The land of nero d’avola
We continue a little further south, towards Syracuse and Ragusa. Small sturdy olive trees follow us wherever we go. In Sicily golden olive oil is a vital part of the gastronomy. The local varieties are numerous. Nocellara is one of the best. The high quality oil has just the right spicy bitterness. To be enjoyed with almost anything you eat in Sicily.
We approach Ragusa. This is the neighbourhood of nero d’avola, one of the great grapes of Sicily. The wines are rich and full of flavours, especially in the district of Pachino, south of the Baroque town of Noto.
“A red wine to drink with sushi”
Between Ragusa and Vittoria we find Sicily’s first and currently only DOCG, Cerasuolo di Vittoria. The grapes are frappato and nero d’avola. Frappato gives a cherry scented wine with a fairly light body and many Cerasuolo di Vittoria are made in a light, easy-to-drink style.
With low yields, however, you get more concentration. Il Frappato from Valle dell’Acate is certainly an unpretentious wine but very good with lots of red fruit. “A red wine to drink with sushi”, says Francesco Ferreri, the wine maker, “but it also goes perfectly with mozzarella and tomato sauce.”
Orange blossom and amphorae
Sicily in the spring smells wonderfully of zagara, the orange tree’s white flowers. In the courtyard in front of Valle dell’Acates wine cellar the scent is very strong. The property has four hectares of orange trees and not surprisingly they have created a white wine called Zagra, made from local grapes grillo and inzolia. It is an aromatic wine with fine, fresh mineral notes.
Tasting wines makes you hungry and we are lucky, we are not far away from one of the best restaurants in Sicily.
At the Gulfi wine estate the chef treats us to a memorable meal of local products, mostly from the sea. The bread is home made and we eat it with Gulfi olive oil made from the olive variety tonda iblea. Its fruity, peppery taste goes very well also with the swordfish, briefly marinated in the oil and lemon juice.
Amphorae preserve the taste of the terroir.
Before we leave the area of Ragusa area, we pay a visit to Giusto Occhipinti at his wine estate COS.
Giusto makes organic wines. “We have a good climate, we do not have to use any chemicals,” he says. He ferments and stores some of his wines in clay amphorae. “It has a bit the same effect as oak”, he says, “the wine breathes, but the clay gives no taste so we keep the taste of the terroir.”
Chardonnay and riesling
We continue along the south coast and we drive past the silhouettes of the Greek temples of Agrigento. Soon we arrive at the estate of one of the stars of Sicily, the Planeta family.

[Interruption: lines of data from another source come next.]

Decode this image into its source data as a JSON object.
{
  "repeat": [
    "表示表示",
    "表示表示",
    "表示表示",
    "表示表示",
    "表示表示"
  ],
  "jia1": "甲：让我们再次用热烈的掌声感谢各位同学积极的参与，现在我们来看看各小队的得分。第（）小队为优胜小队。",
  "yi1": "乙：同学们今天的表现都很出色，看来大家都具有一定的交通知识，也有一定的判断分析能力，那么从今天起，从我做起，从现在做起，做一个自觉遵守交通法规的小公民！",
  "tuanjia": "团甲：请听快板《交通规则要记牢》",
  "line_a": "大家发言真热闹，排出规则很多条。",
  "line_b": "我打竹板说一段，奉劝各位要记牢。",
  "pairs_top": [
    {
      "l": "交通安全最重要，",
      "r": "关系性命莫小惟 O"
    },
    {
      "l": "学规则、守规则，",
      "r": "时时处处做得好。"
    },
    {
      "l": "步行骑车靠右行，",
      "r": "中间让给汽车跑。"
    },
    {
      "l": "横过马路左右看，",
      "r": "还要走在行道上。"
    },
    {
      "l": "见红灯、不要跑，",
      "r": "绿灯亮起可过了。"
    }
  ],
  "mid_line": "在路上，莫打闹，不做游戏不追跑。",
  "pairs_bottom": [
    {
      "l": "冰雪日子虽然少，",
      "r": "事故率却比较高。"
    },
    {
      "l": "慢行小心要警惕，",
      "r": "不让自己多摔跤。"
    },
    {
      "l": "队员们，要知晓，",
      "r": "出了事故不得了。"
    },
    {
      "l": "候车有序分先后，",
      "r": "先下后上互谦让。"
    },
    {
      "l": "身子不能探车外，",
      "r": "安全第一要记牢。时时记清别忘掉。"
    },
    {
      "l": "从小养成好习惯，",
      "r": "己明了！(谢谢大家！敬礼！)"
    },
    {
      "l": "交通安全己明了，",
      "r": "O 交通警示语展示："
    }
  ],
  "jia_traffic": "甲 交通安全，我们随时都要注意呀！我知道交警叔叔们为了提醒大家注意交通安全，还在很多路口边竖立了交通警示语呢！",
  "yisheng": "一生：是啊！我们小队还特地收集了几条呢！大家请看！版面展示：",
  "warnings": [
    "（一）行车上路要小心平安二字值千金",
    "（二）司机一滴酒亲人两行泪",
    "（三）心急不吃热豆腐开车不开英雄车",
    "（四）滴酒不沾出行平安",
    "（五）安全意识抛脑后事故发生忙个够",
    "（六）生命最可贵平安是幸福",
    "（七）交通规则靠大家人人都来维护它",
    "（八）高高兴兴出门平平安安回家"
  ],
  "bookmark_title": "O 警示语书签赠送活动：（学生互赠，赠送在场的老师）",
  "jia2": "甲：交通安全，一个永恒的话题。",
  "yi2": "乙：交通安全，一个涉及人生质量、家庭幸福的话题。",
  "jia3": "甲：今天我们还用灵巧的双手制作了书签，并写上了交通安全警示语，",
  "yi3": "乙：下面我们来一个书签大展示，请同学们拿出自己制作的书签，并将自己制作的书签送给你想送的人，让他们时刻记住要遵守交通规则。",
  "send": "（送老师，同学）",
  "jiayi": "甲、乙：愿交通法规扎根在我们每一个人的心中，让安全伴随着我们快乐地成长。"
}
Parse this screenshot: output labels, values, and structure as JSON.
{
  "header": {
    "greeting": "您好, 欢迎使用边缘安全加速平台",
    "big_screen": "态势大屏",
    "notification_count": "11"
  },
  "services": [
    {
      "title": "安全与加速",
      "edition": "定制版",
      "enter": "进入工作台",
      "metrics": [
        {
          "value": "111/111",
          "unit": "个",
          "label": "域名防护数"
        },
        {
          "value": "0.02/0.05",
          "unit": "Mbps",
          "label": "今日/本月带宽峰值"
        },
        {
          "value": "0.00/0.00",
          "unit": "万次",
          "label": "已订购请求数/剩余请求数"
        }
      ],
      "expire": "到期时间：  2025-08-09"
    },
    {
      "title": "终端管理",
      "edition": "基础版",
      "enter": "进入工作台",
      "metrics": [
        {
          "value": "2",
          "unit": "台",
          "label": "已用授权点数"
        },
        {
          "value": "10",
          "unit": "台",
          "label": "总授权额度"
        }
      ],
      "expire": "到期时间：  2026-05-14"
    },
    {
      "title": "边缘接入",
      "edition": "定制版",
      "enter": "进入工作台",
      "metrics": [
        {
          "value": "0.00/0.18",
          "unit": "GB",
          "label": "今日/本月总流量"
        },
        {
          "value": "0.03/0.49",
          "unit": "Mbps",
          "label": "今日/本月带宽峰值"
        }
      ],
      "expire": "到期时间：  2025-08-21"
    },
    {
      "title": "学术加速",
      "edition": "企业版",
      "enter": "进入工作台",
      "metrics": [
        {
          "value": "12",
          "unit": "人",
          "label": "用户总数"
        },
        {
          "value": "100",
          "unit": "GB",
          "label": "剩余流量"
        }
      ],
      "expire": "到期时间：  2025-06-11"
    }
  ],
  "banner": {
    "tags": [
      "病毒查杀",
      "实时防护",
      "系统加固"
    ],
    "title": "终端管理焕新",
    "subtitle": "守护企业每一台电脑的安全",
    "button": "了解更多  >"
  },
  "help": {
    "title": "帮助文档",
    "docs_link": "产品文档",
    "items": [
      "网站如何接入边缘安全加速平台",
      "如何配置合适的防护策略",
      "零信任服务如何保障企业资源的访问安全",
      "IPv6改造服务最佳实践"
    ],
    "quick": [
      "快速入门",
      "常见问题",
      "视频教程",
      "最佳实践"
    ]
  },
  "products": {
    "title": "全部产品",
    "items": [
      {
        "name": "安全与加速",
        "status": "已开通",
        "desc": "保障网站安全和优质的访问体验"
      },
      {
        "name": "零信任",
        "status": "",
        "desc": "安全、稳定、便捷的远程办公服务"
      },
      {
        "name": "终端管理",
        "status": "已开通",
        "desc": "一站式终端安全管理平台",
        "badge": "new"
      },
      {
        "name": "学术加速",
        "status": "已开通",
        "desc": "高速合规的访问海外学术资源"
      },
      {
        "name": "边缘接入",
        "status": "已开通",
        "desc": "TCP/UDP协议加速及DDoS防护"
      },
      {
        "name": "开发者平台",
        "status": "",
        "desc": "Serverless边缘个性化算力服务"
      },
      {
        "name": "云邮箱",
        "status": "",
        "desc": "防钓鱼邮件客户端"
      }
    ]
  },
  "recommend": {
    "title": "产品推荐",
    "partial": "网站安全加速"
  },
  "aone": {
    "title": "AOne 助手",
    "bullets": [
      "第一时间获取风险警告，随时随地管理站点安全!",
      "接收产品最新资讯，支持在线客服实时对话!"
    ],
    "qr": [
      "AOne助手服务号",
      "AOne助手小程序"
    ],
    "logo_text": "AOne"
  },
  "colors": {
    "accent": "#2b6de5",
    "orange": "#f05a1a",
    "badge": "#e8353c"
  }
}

The Planeta property is large and modern. The family is also large and many family members work together on the estate. The Planeta wines are often blends of local grapes and more famous international ones. They have had great success with their chardonnay wines, both pure as well as blended with grecanico. In the Etna region they make floral and fresh white wines from carricante. And we look forward to taste their riesling (!), recently planted at 900 meters altitude.
And finally, a sweet Muscat
Sicily has always been known for its sweet wines. Marsala, of course, a fortified wine made from grillo, inzolia and catarratto.
But sweet wines are made all around the island, and on the Aeolian Islands and the Island of Pantelleria, delicious, sweet Muscat wines are made.
Wine growing on this bare windswept island is close to hardship.
One of the more famous is the Moscato di Pantelleria. Wine growing on this bare windswept island is close to hardship but the result is amazingly concentrated and flavourful wines. The grape is zibibbo, also known as muscat of alexandria. Occasionally made as dry but mostly luscious and sweet.
The sweet wines from Sicily are once again in great demand. And as we leave the island for now, we know that we will soon be back.
We already dream of local specialities like pasta con fave, cannolo, grilled sardines, fresh shrimps from Porto Palo, oursin, octopus, lamb stew… With a good glass of wine and a few sprinklings of olive oil.
All from Sicily. With memories of the sun.